De mes bras je la collai contre mon cœur ; elle de son côté m’avait jeté les siens autour du cou, soupirant de désirs, haletante de volupté.

— Sens-tu ma main ? lui demandai-je,

— Ah oui ! dit-elle en frissonnant,

— Et mon doigt, le sens-tu ?

— Oui… oui…

— Je touche là ce qu’on appelle la virginité. Je touche cette membrane de l’hymen qu’il faut rompre pour que la femme devienne mère. Cette membrane rompue, la vierge est déflorée ; la femme commence.

— Et bien, ce que je voudrais, c’est par des caresses extérieures te garder vierge, le plus longtemps possible. Comprends-tu ?

Depuis que mon doigt l’avait touchée, Violette ne répondait plus que par des carresses, des cris entrecoupés de douces plaintes. Bientôt elle se raidit, me serra à m’étouffer, balbutia des mots sans suite, puis tout à coup ses bras se détendirent, elle laissa échapper un soupir, renversa sa tête en arrière et demeura aussi immobile, aussi inerte que si elle eût été morte. J’arrachai sa chemise, je jetai mes vêtements les uns après les autres, tout jusqu’à ma chemise ; je l’emportai nue dans le lit et la posai contre ma poitrine nue.

Ce fut là qu’elle reprit ses sens : mon corps étendu sur le sien, ma bouche sur sa bouche, moi respirant sa vie, elle la mienne.

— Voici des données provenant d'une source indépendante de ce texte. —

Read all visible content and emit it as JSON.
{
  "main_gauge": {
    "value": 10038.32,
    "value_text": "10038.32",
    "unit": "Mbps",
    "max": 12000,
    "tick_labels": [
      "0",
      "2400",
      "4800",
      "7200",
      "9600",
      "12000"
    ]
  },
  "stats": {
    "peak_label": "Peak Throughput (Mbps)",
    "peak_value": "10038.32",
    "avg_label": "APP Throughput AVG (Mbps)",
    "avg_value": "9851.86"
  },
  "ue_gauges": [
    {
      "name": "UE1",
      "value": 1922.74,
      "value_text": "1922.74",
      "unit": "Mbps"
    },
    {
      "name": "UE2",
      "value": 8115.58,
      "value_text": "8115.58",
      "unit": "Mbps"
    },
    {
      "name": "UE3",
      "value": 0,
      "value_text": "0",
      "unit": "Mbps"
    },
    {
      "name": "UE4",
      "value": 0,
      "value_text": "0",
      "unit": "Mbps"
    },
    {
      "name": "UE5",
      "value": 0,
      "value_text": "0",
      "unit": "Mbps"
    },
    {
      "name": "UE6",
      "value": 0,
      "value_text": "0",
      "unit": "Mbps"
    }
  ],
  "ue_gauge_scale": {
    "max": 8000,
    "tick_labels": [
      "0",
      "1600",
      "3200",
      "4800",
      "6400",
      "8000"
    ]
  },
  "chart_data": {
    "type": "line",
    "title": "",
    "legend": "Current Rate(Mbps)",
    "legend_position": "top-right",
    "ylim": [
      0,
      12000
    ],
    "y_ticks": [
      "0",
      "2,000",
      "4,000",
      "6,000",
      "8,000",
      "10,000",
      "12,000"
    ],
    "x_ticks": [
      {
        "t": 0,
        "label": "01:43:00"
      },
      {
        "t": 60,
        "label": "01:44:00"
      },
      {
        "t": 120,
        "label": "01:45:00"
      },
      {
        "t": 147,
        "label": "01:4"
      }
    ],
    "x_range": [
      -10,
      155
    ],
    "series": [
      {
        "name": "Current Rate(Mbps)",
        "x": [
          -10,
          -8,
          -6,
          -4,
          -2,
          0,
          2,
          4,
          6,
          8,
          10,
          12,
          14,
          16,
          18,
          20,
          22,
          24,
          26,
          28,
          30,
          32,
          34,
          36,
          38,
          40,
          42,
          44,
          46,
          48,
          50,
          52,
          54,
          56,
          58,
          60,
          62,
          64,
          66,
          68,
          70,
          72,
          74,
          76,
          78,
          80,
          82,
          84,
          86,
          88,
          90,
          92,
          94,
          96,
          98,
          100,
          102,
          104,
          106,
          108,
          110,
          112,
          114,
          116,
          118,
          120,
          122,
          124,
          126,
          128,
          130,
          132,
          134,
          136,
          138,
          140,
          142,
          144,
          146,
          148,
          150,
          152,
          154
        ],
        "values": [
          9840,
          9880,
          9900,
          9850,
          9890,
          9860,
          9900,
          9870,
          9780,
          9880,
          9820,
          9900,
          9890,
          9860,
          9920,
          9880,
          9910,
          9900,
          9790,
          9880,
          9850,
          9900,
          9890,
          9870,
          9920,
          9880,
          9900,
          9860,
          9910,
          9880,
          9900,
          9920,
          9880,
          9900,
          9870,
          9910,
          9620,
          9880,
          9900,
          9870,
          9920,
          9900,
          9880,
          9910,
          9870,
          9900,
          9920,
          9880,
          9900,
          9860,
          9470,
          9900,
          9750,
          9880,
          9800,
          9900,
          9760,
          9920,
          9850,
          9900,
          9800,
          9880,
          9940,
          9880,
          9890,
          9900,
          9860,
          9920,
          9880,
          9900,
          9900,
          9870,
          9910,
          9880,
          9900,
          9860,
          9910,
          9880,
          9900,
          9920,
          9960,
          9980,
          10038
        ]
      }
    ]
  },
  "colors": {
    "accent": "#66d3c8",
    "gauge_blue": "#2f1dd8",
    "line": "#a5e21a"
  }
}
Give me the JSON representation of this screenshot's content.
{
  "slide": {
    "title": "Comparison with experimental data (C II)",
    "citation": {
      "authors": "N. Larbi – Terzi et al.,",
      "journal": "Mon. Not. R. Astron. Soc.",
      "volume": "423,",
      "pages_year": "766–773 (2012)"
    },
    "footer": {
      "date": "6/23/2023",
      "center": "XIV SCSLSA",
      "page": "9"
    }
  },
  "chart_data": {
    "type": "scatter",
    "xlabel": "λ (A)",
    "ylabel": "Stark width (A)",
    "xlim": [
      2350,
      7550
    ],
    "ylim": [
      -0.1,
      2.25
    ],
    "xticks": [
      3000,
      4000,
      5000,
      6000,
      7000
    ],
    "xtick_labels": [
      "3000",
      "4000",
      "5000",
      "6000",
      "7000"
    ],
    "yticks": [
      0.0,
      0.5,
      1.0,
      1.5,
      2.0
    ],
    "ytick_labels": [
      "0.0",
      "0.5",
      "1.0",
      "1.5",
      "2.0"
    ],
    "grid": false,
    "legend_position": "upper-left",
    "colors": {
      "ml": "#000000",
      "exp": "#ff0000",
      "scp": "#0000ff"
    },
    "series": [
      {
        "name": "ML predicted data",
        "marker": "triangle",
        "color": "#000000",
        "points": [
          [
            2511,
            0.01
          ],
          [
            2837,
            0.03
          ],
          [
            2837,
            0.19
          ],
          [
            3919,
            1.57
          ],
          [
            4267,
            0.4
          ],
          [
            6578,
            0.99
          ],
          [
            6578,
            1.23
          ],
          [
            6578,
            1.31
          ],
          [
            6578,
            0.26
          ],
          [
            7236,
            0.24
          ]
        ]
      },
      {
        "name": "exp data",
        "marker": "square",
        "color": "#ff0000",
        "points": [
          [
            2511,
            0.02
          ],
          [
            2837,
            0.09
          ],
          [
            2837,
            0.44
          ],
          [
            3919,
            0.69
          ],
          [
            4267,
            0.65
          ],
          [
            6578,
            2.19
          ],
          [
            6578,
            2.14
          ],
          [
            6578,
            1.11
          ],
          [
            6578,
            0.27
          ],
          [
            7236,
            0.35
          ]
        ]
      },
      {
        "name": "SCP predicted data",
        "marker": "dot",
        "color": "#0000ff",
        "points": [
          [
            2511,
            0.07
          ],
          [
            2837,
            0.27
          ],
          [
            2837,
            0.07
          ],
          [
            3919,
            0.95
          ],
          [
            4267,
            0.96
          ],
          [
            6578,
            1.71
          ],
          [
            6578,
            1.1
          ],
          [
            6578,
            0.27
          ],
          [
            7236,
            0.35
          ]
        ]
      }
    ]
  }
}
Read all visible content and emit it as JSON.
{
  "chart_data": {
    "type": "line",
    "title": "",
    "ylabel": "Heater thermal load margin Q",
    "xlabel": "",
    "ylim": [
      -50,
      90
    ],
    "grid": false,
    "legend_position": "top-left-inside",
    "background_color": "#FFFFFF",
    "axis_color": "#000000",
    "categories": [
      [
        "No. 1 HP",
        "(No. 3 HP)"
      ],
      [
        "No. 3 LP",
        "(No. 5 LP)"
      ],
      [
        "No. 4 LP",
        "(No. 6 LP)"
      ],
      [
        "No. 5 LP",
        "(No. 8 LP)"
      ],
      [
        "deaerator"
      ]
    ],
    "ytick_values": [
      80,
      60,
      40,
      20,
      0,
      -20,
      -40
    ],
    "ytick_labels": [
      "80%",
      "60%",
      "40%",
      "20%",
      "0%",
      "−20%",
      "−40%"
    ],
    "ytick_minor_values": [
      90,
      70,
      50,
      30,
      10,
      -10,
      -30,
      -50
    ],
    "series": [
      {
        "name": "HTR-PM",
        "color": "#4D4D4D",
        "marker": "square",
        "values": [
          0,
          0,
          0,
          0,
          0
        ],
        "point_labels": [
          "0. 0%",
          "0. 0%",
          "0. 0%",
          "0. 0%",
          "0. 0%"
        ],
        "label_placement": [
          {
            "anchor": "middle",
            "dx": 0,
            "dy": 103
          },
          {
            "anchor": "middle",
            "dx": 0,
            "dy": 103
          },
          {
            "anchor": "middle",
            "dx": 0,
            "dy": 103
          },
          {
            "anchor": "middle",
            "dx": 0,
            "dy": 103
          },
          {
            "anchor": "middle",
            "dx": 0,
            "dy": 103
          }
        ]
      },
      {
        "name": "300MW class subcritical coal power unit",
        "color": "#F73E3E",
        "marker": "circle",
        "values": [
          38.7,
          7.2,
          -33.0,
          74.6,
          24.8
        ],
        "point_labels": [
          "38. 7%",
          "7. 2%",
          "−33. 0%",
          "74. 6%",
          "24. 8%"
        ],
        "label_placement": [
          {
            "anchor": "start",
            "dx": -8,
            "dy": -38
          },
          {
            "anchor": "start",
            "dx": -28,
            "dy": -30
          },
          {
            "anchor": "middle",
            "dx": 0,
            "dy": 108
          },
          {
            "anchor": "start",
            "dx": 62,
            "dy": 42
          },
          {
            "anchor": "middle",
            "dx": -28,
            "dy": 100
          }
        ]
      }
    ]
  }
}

— Oh ! je suis morte… murmura-t-elle.

— Morte ! m’écriai-je. Toi morte ! C’est comme si je disais que je suis mort ! Oh non ! au contraire, nous commençons à vivre. Et je la couvrais de baisers et à chaque baiser elle bondissait comme sous une morsure. Alors à son tour elle se mit à me mordre avec de petits rugissements d’amour. Chaque fois que nos lèvres se rencontraient, il se faisait des silences d’extase et de bonheur.

Tout à coup, elle poussa un cri d’étonnement et saisit à pleines mains la chose inconnue qui avait causé sa surprise, puis comme si un voile se déchirait…

— Je comprends, dit-elle, c’est avec cela que… jamais cela ne sera possible.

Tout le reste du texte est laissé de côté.